Quando, a 15 de março, Portugal iniciou o plano de desconfinamento, o território continental apresentava uma taxa de incidência de novos casos de covid-19 por 100 mil habitantes de 84,2 e um índice de transmissibilidade (Rt) do vírus de 0,79, mas a realidade hoje é bem diferente e estes indicadores estão nos 129,6 e no 1,18, respetivamente.

Com Portugal a entrar no quadrante vermelho da Matriz de Risco, e apesar dos avanços no processo de vacinação, é importante recordar que as vacinas, como referiu Marta Temido esta quinta-feira, "são efetivas, são seguras, mas não são um milagre". Estas têm uma elevada eficácia na proteção contra a doença grave, hospitalização e morte, contudo, nenhuma é 100% eficaz.

Assim, não é possível reduzir a forma como se encara o processo de vacinação contra a covid-19 numa dualidade de “protegido” vs “não protegido” — até porque a situação que o país vive atualmente não permite prever uma data para começar a “relaxar” na máscara, no distanciamento social e na higienização das mãos.

Sim, quem está vacinado pode ficar infetado e infetar outros

A taxa de eficácia das vacinas é calculada através dos resultados de grandes ensaios clínicos, quando a vacina é testada em milhares de pessoas. As pessoas seleccionadas são divididas em dois grupos: metade recebe a vacina contra a covid-19 e a outra metade recebe um placebo (uma solução salina simples). Posteriormente, os resultados são monitorizados, com o objetivo de verificar se as pessoas são infetadas com o vírus e se desenvolvem doença nos meses seguintes.

O que determina a eficácia da vacina é a forma como essas pessoas que tiveram covid-19 se distribuem entre os que receberam a vacina e os que receberam o placebo. Assim, desde o início que sabemos que nenhuma vacina tem uma eficácia de 100%. Nos ensaios obtiveram-se valores médios de eficácia superiores a 65%, podendo, em alguns casos, atingir os 95%.

Luís Graça, médico, investigador do Instituto de Medicina Molecular (iMM) e membro da Comissão Técnica de Vacinação, em declarações ao SAPO24, reitera que “as vacinas são muito eficazes em reduzir o risco de doença e transmissão do vírus. Mas o risco não é eliminado”.

Por isso, quem recebe a vacina não está 100% protegido contra a infeção e, sim, pode ficar infetado e contagiar outros mesmo que tenha levado as duas doses. No entanto, quem está vacinado está mais protegido em relação ao desenvolvimento de doença, pois no caso de infeção pelo novo coronavírus, existem vários cenários possíveis que vão desde uma infeção assintomática à morte. Em resumo, o objetivo da vacina é evitar que se desenvolvam formas mais graves da doença.

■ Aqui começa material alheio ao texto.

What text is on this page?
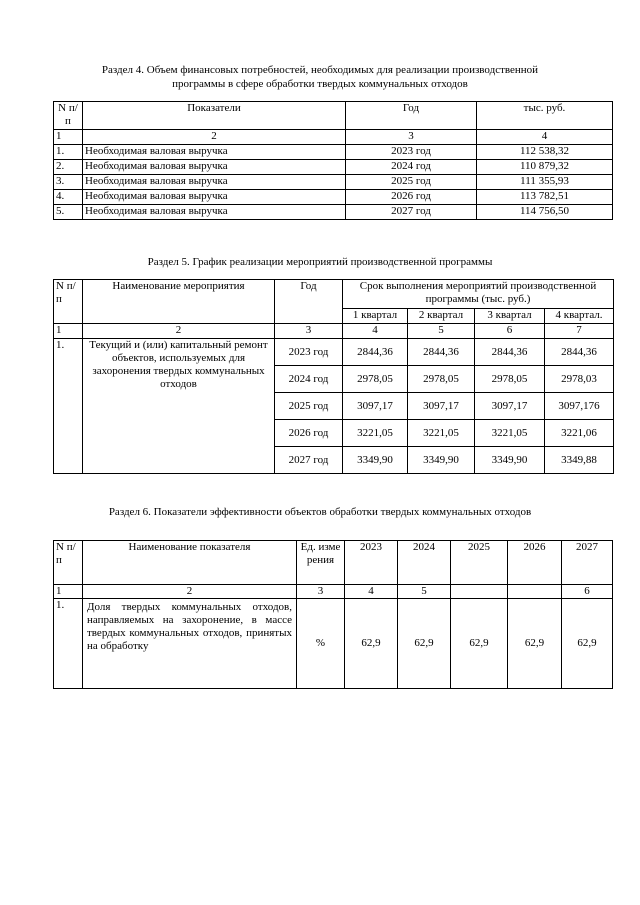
Раздел 4. Объем финансовых потребностей, необходимых для реализации производственной
программы в сфере обработки твердых коммунальных отходов
N п/п	Показатели	Год	тыс. руб.
1	2	3	4
1.	Необходимая валовая выручка	2023 год	112 538,32
2.	Необходимая валовая выручка	2024 год	110 879,32
3.	Необходимая валовая выручка	2025 год	111 355,93
4.	Необходимая валовая выручка	2026 год	113 782,51
5.	Необходимая валовая выручка	2027 год	114 756,50
Раздел 5. График реализации мероприятий производственной программы
N п/ п	Наименование мероприятия	Год	Срок выполнения мероприятий производственной программы (тыс. руб.)			
			1 квартал	2 квартал	3 квартал	4 квартал.
1	2	3	4	5	6	7
1.	Текущий и (или) капитальный ремонт объектов, используемых для захоронения твердых коммунальных отходов	2023 год	2844,36	2844,36	2844,36	2844,36
		2024 год	2978,05	2978,05	2978,05	2978,03
		2025 год	3097,17	3097,17	3097,17	3097,176
		2026 год	3221,05	3221,05	3221,05	3221,06
		2027 год	3349,90	3349,90	3349,90	3349,88
Раздел 6. Показатели эффективности объектов обработки твердых коммунальных отходов
N п/п	Наименование показателя	Ед. измерения	2023	2024	2025	2026	2027
1	2	3	4	5			6
1.	Доля твердых коммунальных отходов, направляемых на захоронение, в массе твердых коммунальных отходов, принятых на обработку	%	62,9	62,9	62,9	62,9	62,9
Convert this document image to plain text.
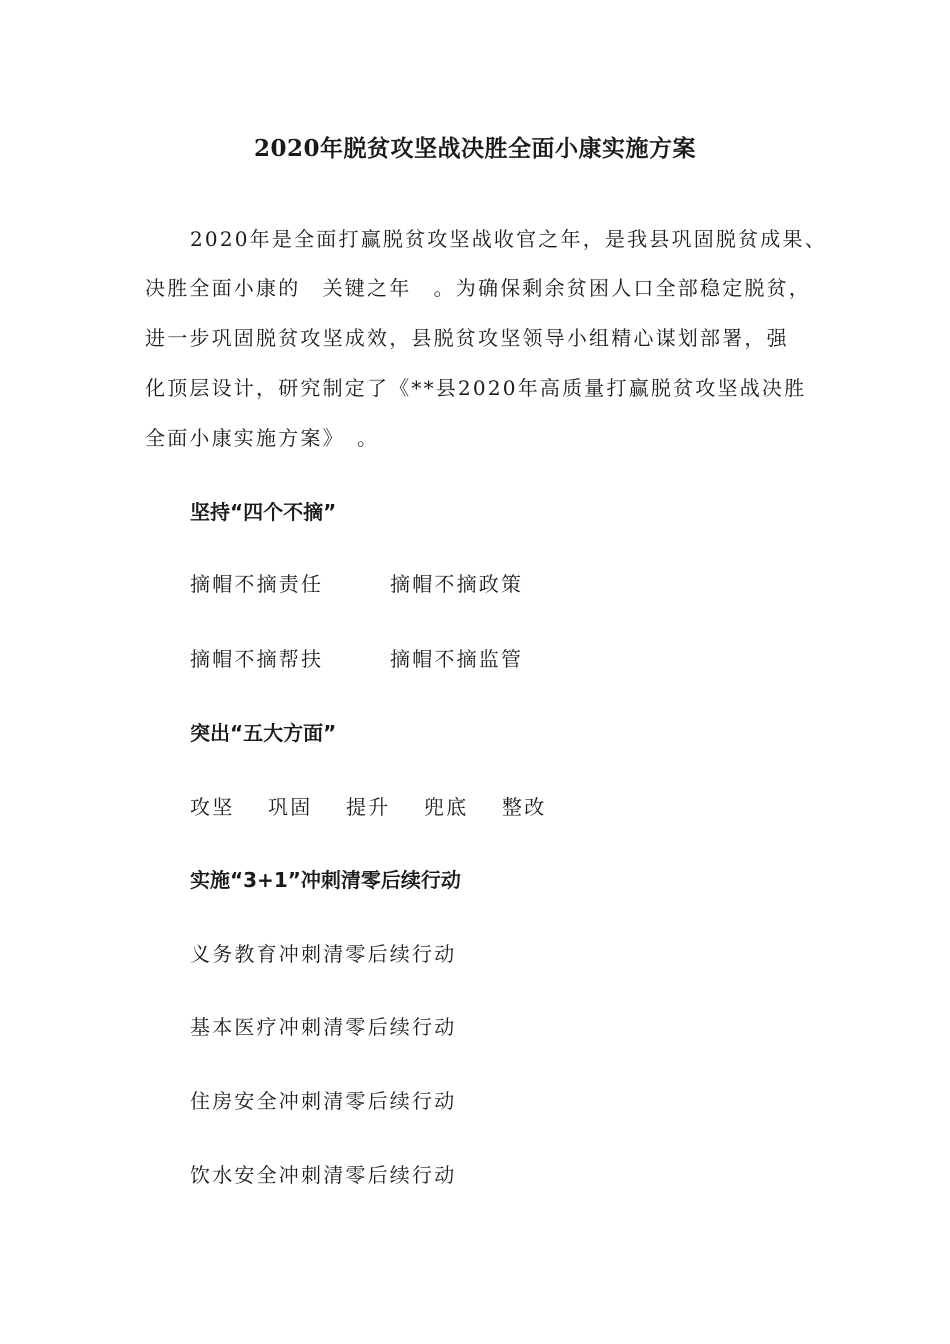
2020年脱贫攻坚战决胜全面小康实施方案
2020年是全面打赢脱贫攻坚战收官之年，是我县巩固脱贫成果、
决胜全面小康的　关键之年　。为确保剩余贫困人口全部稳定脱贫，
进一步巩固脱贫攻坚成效，县脱贫攻坚领导小组精心谋划部署，强
化顶层设计，研究制定了《**县2020年高质量打赢脱贫攻坚战决胜
全面小康实施方案》　。
坚持“四个不摘”
摘帽不摘责任	摘帽不摘政策
摘帽不摘帮扶	摘帽不摘监管
突出“五大方面”
攻坚 巩固 提升 兜底 整改
实施“3+1”冲刺清零后续行动
义务教育冲刺清零后续行动
基本医疗冲刺清零后续行动
住房安全冲刺清零后续行动
饮水安全冲刺清零后续行动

Segundo o último relatório de vacinação divulgado pela Direção-Geral da Saúde (DGS), Portugal já tem 46% da população (4.688.551 pessoas) com a primeira dose da vacina contra a covid-19. Destas, 2.947.718 já têm vacinação completa (29%).

No entanto, se olharmos para estes números percebemos que os vacinados circulam diariamente numa população em que cerca de 70% das pessoas ainda não estão protegidas. Face ao risco de transmissão, a vacinação não elimina a necessidade de adotar medidas de proteção não farmacológicas.

Luís Graça explica que “quando não há vírus em circulação, o risco de uma pessoa vacinada ser infetada ou transmitir a infeção é quase zero. Mas quando há um grande número de casos de infeção na comunidade, o risco de uma pessoa vacinada ser infetada e transmitir o vírus aumenta. Por isso, para pessoas vacinadas, os cuidados devem ser redobrados em situações em que a exposição ao vírus na comunidade aumenta”.

Além disso, é importante reforçar que só se pode considerar que a vacina "protege" de forma eficaz 14 dias após a toma da última dose  — em Portugal, a maior parte das vacinas a serem administradas precisa de duas doses. A única excepção é a vacina de dose única da Janssen.

Posto isto, é recomendável que todas as pessoas, mesmo as que tenham a vacinação completa, e uma vez que podem também elas contribuir para a disseminação do vírus, mantenham o uso de máscara, bem como as medidas de etiqueta respiratória, o distanciamento social e a higienização das mãos, até indicações em contrário por parte da DGS.

O expectável é que estas medidas de prevenção vão sendo ajustadas progressivamente, à medida que a população vacinada aumente e em função da evolução da pandemia.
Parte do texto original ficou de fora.